PRMT5 Mediates Sepsis-Associated Lung Injury by Modulating JAK1 Arginine Methylation: A Mechanism Study

Lung injury is a common complication in critical sepsis. PRMT5 is implicated in endothelial inflammation and lung diseases, but its role in sepsis-associated lung injury remains unclear. This study collected clinical sepsis samples and detected the mRNA expression of PRMT5. Subsequently, a murine sepsis model (CLP) was constructed to assess disease severity (survival, sepsis score, temperature, weight). Then, lung histopathology was evaluated with HE staining. ELISA evaluated the expression of inflammatory cytokines in mice blood, and immunohistochemistry detected PRMT5 expression. In vitro, a sepsis cell model was generated by LPS stimulation of human pulmonary microvascular endothelial cells (HPMECs). qRT-PCR confirmed transfection efficiency. CCK-8 assay, ELISA, MDA/T-AOC kits, and flow cytometry tested cell viability, inflammatory cytokines, oxidative stress markers, and Apoptosis, respectively. Bioinformatic analysis predicted PRMT5-interacting proteins, validated by Co-IP and immunofluorescence. JAK1 arginine methylation, JAK1 protein stability, and activation of the JAK1/STAT3 pathway were assessed by Western blot. The results showed that PRMT5 was upregulated in sepsis patients.

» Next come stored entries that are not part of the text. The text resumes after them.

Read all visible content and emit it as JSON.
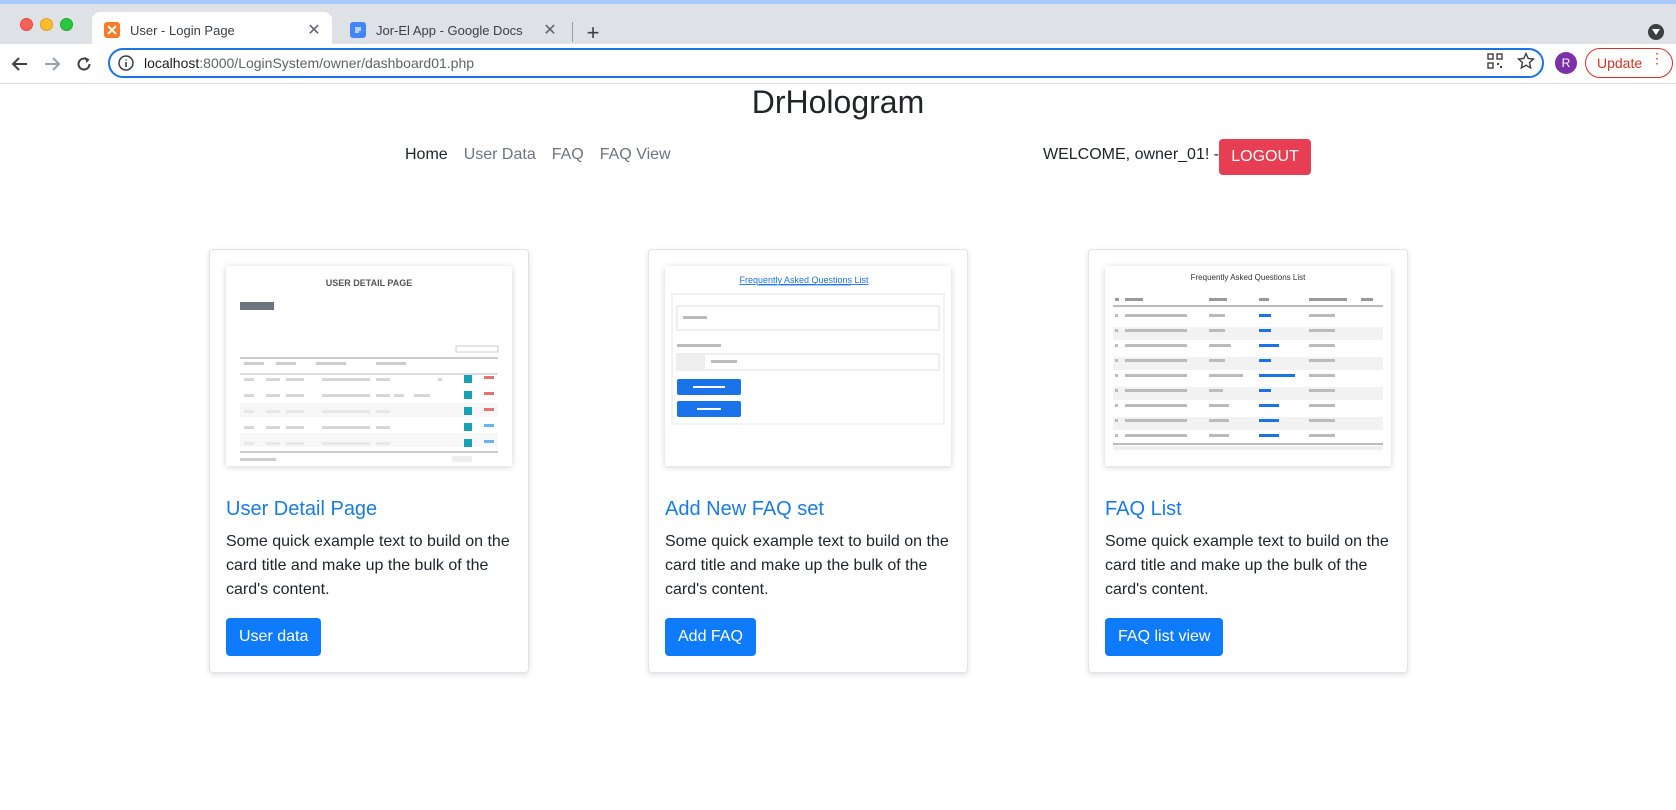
{
  "browser": {
    "tabs": [
      {
        "title": "User - Login Page",
        "active": true,
        "icon": "xampp-icon"
      },
      {
        "title": "Jor-El App - Google Docs",
        "active": false,
        "icon": "google-docs-icon"
      }
    ],
    "url_host": "localhost",
    "url_rest": ":8000/LoginSystem/owner/dashboard01.php",
    "profile_initial": "R",
    "update_label": "Update"
  },
  "page": {
    "brand": "DrHologram",
    "nav": [
      "Home",
      "User Data",
      "FAQ",
      "FAQ View"
    ],
    "welcome": "WELCOME, owner_01! -",
    "logout_label": "LOGOUT",
    "accent": "#0d7bfb",
    "danger": "#e83e54"
  },
  "cards": [
    {
      "title": "User Detail Page",
      "text": "Some quick example text to build on the card title and make up the bulk of the card's content.",
      "button": "User data",
      "thumb_heading": "USER DETAIL PAGE"
    },
    {
      "title": "Add New FAQ set",
      "text": "Some quick example text to build on the card title and make up the bulk of the card's content.",
      "button": "Add FAQ",
      "thumb_heading": "Frequently Asked Questions List"
    },
    {
      "title": "FAQ List",
      "text": "Some quick example text to build on the card title and make up the bulk of the card's content.",
      "button": "FAQ list view",
      "thumb_heading": "Frequently Asked Questions List"
    }
  ]
}
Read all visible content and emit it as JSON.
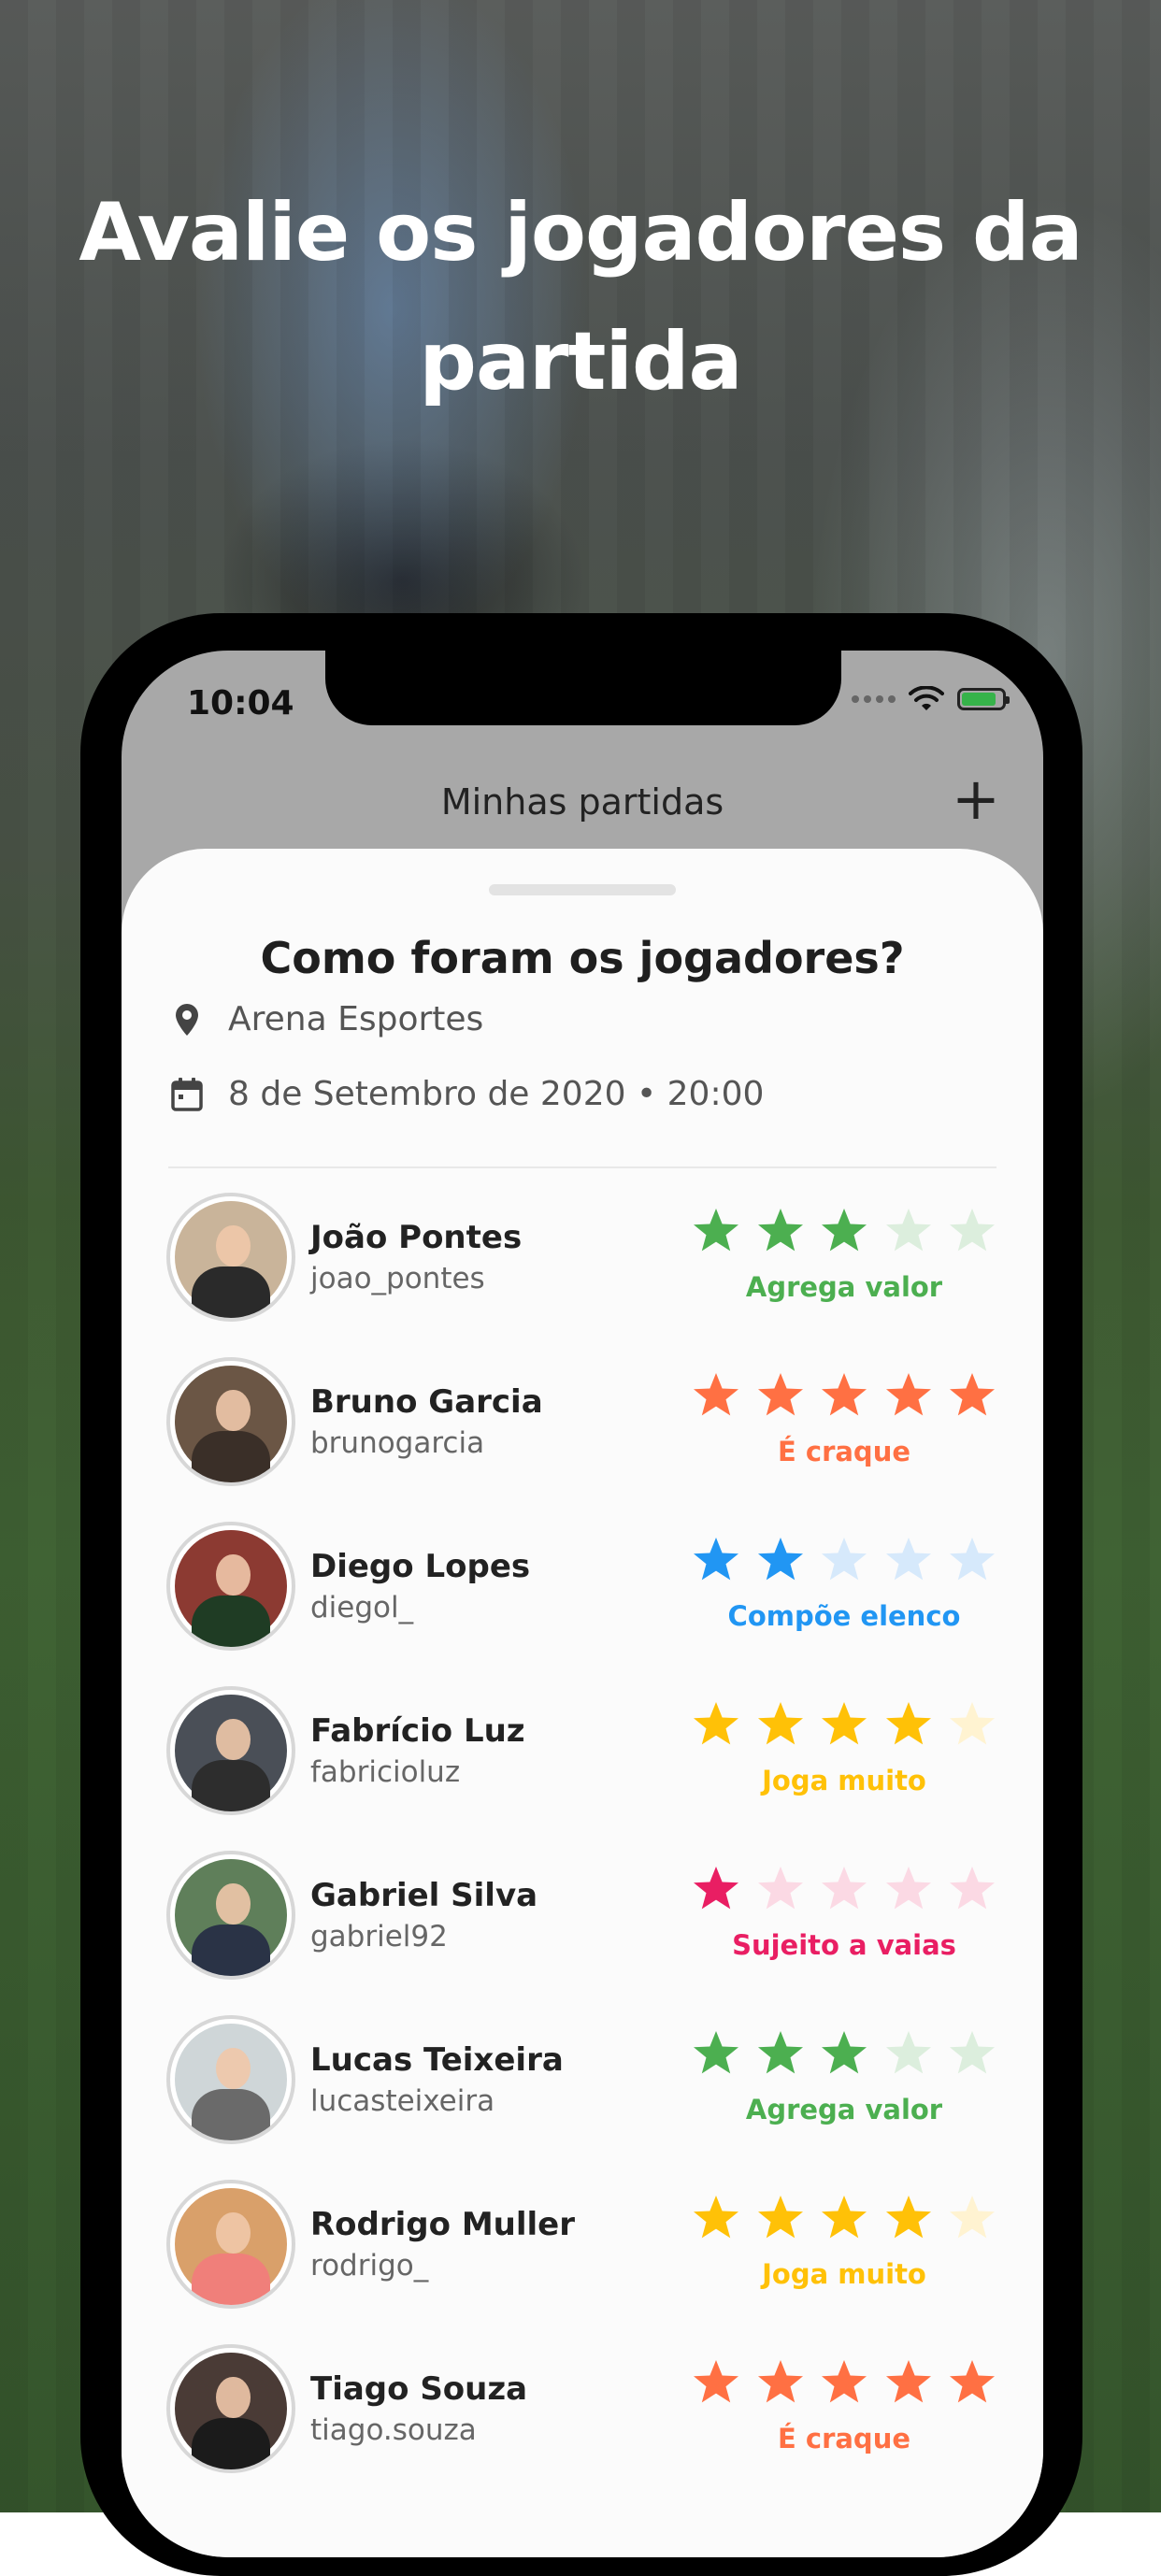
{
  "headline": {
    "line1": "Avalie os jogadores da",
    "line2": "partida"
  },
  "status_bar": {
    "time": "10:04",
    "icons": [
      "signal-dots-icon",
      "wifi-icon",
      "battery-charging-icon"
    ]
  },
  "top_bar": {
    "title": "Minhas partidas",
    "add_icon": "plus-icon"
  },
  "sheet": {
    "title": "Como foram os jogadores?",
    "location": {
      "icon": "location-pin-icon",
      "text": "Arena Esportes"
    },
    "date": {
      "icon": "calendar-icon",
      "text": "8 de Setembro de 2020 • 20:00"
    }
  },
  "players": [
    {
      "name": "João Pontes",
      "username": "joao_pontes",
      "rating": 3,
      "label": "Agrega valor",
      "color": "#4caf50",
      "faded": "#dceedd",
      "avatar_bg": "#c9b49a",
      "avatar_body": "#2a2a2a"
    },
    {
      "name": "Bruno Garcia",
      "username": "brunogarcia",
      "rating": 5,
      "label": "É craque",
      "color": "#ff7043",
      "faded": "#ffe0d6",
      "avatar_bg": "#6b5645",
      "avatar_body": "#3a2f28"
    },
    {
      "name": "Diego Lopes",
      "username": "diegol_",
      "rating": 2,
      "label": "Compõe elenco",
      "color": "#2196f3",
      "faded": "#d6e9fb",
      "avatar_bg": "#8c3a32",
      "avatar_body": "#1f3c24"
    },
    {
      "name": "Fabrício Luz",
      "username": "fabricioluz",
      "rating": 4,
      "label": "Joga muito",
      "color": "#ffc107",
      "faded": "#fff3d1",
      "avatar_bg": "#4a4f57",
      "avatar_body": "#2d2d2d"
    },
    {
      "name": "Gabriel Silva",
      "username": "gabriel92",
      "rating": 1,
      "label": "Sujeito a vaias",
      "color": "#e91e63",
      "faded": "#fbd9e4",
      "avatar_bg": "#5f7f5a",
      "avatar_body": "#2a3346"
    },
    {
      "name": "Lucas Teixeira",
      "username": "lucasteixeira",
      "rating": 3,
      "label": "Agrega valor",
      "color": "#4caf50",
      "faded": "#dceedd",
      "avatar_bg": "#cfd6d8",
      "avatar_body": "#6a6a6a"
    },
    {
      "name": "Rodrigo Muller",
      "username": "rodrigo_",
      "rating": 4,
      "label": "Joga muito",
      "color": "#ffc107",
      "faded": "#fff3d1",
      "avatar_bg": "#d9a06a",
      "avatar_body": "#f07f7a"
    },
    {
      "name": "Tiago Souza",
      "username": "tiago.souza",
      "rating": 5,
      "label": "É craque",
      "color": "#ff7043",
      "faded": "#ffe0d6",
      "avatar_bg": "#4a3b36",
      "avatar_body": "#1b1b1b"
    }
  ]
}
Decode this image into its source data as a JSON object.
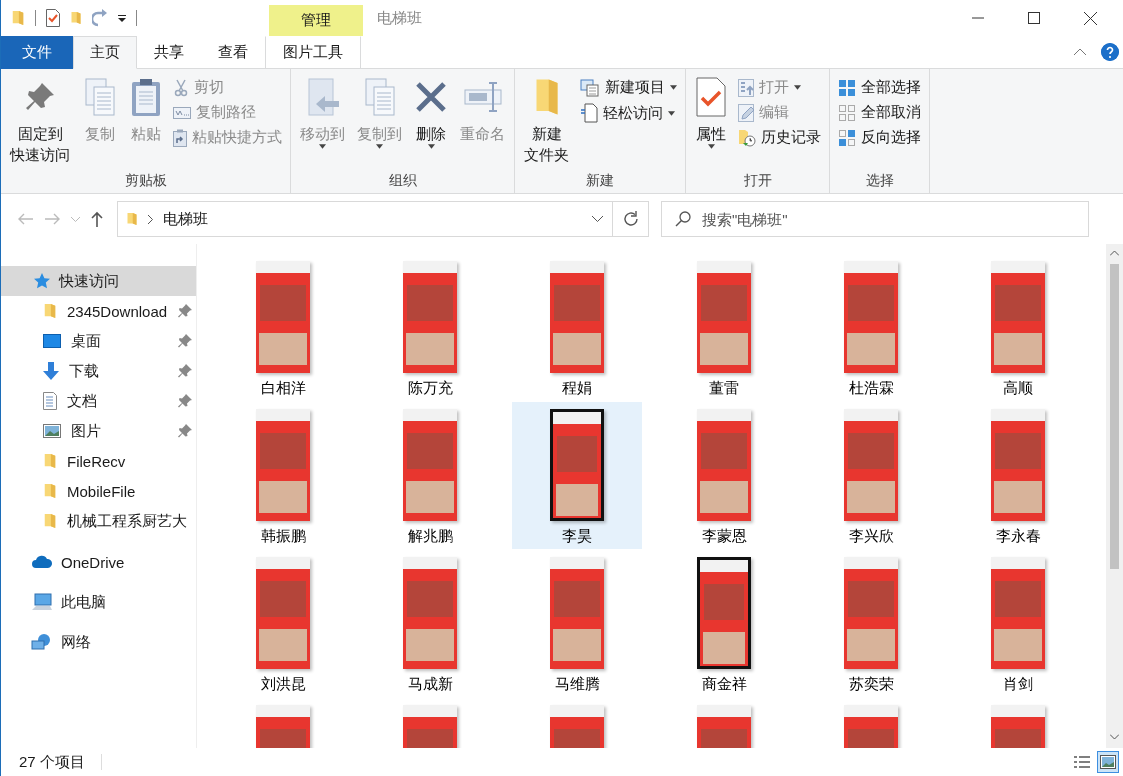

PRMT5 knockdown attenuated septic symptoms in CLP mice, manifested by increased survival, reduced sepsis scores, restored physiological parameters, and alleviated lung injury. PRMT5 silencing reversed LPS-induced decreased viability of HPMECs, inflammatory cytokine release, and oxidative product accumulation. Mechanistically, PRMT5 stabilizes JAK1 protein through arginine methylation, activates the JAK1/STAT3 signaling pathway, and thereby promotes inflammatory responses and oxidative damage. In summary, PRMT5 regulates sepsis-induced lung injury through a methylation-dependent JAK1/STAT3 pathway, serving as a potential target for clinical intervention.

JAK1/STAT3; PRMT5; arginine methylation; sepsis‐associated lung injury.